Capitolo VIII – Lilly in questura
Lilly, o meglio Angela, viene condotta in questura e medicata a un ginocchio per una ferita lacero-contusa, procuratasi nel tentativo di aggrapparsi a una piantina di capperi sul muro dell’Eden.
Ripresasi, viene portata davanti alla scrivania dell’ispettore Volpicelli.
“Voglio sapere tutto: perché Bruno, il marito di tua sorella, ti accompagnava?
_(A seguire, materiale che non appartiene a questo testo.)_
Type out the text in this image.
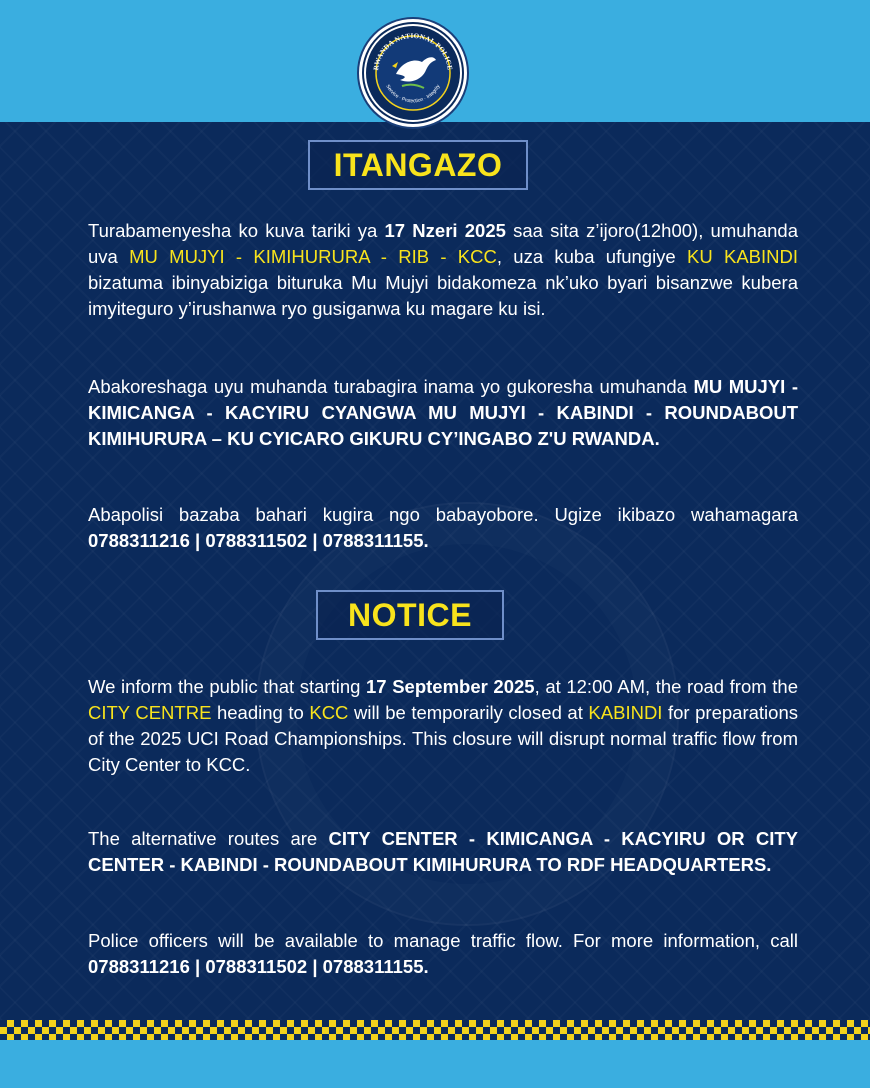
RWANDA NATIONAL POLICE
Service · Protection · Integrity
ITANGAZO
Turabamenyesha ko kuva tariki ya 17 Nzeri 2025 saa sita z’ijoro(12h00), umuhanda uva MU MUJYI - KIMIHURURA - RIB - KCC, uza kuba ufungiye KU KABINDI bizatuma ibinyabiziga bituruka Mu Mujyi bidakomeza nk’uko byari bisanzwe kubera imyiteguro y’irushanwa ryo gusiganwa ku magare ku isi.
Abakoreshaga uyu muhanda turabagira inama yo gukoresha umuhanda MU MUJYI - KIMICANGA - KACYIRU CYANGWA MU MUJYI - KABINDI - ROUNDABOUT KIMIHURURA – KU CYICARO GIKURU CY’INGABO Z'U RWANDA.
Abapolisi bazaba bahari kugira ngo babayobore. Ugize ikibazo wahamagara 0788311216 | 0788311502 | 0788311155.
NOTICE
We inform the public that starting 17 September 2025, at 12:00 AM, the road from the CITY CENTRE heading to KCC will be temporarily closed at KABINDI for preparations of the 2025 UCI Road Championships. This closure will disrupt normal traffic flow from City Center to KCC.
The alternative routes are CITY CENTER - KIMICANGA - KACYIRU OR CITY CENTER - KABINDI - ROUNDABOUT KIMIHURURA TO RDF HEADQUARTERS.
Police officers will be available to manage traffic flow. For more information, call 0788311216 | 0788311502 | 0788311155.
Chi ha portato il cadavere in via Erbosa da Poggio Bagnoli? Non voglio reticenze!” esordì Edoardo, poi incalzò: “Guarda che non esci di qui finché non mi chiarisci tutto!”
Lilly, con il ginocchio scoperto su cui teneva una pezza di cotone imbevuta di alcool, lasciava intravedere il bordo delle calze e il bottone del reggicalze nero. Teneva il viso basso rispetto al suo interlocutore, ma si notava ancora una bellezza intrigante e seducente, accentuata da un trucco appariscente, seppur non volgare. Il golfino e la blusetta la ringiovanivano, nonostante i suoi 36 anni.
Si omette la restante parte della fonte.